FAODs are not uncommon in ALF with a suggested prevalence of approximately 5.5%. FAODs can cause ALF or modify the natural course of ALF caused by other etiologies. Serum hyperaminoacidemia and low serum free carnitine may predict poor outcome in patients with acute liver failure.
脂肪酸氧化缺陷(FAODs)可能是急性肝衰竭(ALF)的潜在病因或影响其病程。肉碱/酰基肉碱和氨基酸谱在ALF中的总体意义同样尚未明确。因此,本研究旨在探讨ALF患者肉碱/酰基肉碱和氨基酸谱的异常情况。
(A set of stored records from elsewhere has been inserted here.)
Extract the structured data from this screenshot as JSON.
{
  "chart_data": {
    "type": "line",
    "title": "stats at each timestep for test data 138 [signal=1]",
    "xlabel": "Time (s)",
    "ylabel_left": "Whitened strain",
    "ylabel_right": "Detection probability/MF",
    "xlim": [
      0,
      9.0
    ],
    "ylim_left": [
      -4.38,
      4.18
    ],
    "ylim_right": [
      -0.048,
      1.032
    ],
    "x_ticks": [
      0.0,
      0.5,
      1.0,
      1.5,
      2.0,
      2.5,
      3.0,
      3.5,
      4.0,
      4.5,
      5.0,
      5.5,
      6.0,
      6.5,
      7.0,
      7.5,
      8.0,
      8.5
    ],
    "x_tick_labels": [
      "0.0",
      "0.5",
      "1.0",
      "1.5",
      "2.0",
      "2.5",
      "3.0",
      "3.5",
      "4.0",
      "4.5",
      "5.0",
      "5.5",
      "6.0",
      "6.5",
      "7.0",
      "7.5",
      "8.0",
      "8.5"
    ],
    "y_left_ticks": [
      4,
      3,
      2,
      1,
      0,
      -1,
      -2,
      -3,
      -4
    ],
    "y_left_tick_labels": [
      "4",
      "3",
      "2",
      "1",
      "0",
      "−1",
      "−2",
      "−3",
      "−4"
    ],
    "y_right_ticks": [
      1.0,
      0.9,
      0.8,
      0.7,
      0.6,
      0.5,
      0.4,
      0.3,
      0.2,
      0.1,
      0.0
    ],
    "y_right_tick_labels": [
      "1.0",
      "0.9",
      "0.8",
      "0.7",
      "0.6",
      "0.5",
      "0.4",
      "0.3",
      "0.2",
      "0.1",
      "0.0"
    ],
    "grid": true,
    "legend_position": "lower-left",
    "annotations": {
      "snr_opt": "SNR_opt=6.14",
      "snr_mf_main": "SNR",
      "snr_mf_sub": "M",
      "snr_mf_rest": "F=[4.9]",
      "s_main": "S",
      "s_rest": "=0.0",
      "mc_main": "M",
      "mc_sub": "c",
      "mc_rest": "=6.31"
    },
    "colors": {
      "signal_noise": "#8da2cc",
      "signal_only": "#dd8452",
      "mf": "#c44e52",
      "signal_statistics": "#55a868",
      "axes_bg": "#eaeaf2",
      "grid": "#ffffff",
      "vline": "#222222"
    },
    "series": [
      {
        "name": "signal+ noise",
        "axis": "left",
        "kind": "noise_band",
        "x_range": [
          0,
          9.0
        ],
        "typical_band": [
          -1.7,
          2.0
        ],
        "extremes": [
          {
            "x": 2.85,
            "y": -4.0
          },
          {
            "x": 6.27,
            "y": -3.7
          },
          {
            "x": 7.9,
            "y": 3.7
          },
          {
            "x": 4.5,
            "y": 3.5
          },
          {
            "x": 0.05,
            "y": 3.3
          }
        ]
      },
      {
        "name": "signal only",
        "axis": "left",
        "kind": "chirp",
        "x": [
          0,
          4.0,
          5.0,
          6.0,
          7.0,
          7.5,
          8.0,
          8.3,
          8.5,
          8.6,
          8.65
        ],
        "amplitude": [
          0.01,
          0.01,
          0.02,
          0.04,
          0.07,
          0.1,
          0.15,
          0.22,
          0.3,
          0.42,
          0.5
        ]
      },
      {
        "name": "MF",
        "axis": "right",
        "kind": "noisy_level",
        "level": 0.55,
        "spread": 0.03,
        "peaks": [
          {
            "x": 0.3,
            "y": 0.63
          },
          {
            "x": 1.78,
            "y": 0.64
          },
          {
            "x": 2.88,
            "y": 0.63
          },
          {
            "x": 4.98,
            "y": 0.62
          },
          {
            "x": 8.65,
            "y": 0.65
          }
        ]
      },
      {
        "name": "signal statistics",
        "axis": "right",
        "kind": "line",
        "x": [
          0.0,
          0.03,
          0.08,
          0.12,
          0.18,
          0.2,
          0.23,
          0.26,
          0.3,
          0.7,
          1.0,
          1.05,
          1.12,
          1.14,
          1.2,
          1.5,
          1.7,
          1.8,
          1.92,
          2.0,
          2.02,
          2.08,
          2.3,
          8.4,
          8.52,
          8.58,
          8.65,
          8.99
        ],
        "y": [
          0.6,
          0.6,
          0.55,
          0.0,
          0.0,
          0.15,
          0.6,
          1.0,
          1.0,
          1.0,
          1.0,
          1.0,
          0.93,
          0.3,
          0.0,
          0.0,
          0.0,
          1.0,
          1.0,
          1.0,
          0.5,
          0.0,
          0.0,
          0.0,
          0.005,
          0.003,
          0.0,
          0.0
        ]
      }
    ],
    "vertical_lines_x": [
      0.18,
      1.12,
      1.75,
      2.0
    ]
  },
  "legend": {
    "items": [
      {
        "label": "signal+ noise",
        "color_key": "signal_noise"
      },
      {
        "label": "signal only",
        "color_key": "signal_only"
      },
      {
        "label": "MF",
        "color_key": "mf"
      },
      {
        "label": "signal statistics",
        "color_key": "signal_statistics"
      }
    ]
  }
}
进行了一项前瞻性研究,纳入所有ALF患者,并进行了包括代谢检测在内的详细评估。
本研究共纳入55例患者(33例儿童患者和22例成人患者)。根据异常的肉碱/酰基肉碱谱,确定3例患者(1例1岁6个月大的儿童、1例13岁的青少年和1例21岁的成人,即占所有患者的5.5%)存在潜在的代谢病因,即肉碱棕榈酰转移酶-1缺乏症。近四分之三的患者(78%)有血清高氨基酸血症的证据。31例患者(56%)有肉碱/酰基肉碱谱异常的证据,主要异常为游离肉碱(C0)水平降低。单因素分析显示,儿童血清酪氨酸水平较高(P = 0.002)和血清C0水平较低(P = 0.032),以及成人血清苯丙氨酸水平较高(P = 0.047)预示着不良结局(死亡/肝移植)。
FAODs在ALF中并不罕见,估计患病率约为5.5%。FAODs可导致ALF或改变由其他病因引起的ALF的自然病程。血清高氨基酸血症和血清游离肉碱水平低可能预示急性肝衰竭患者的不良结局。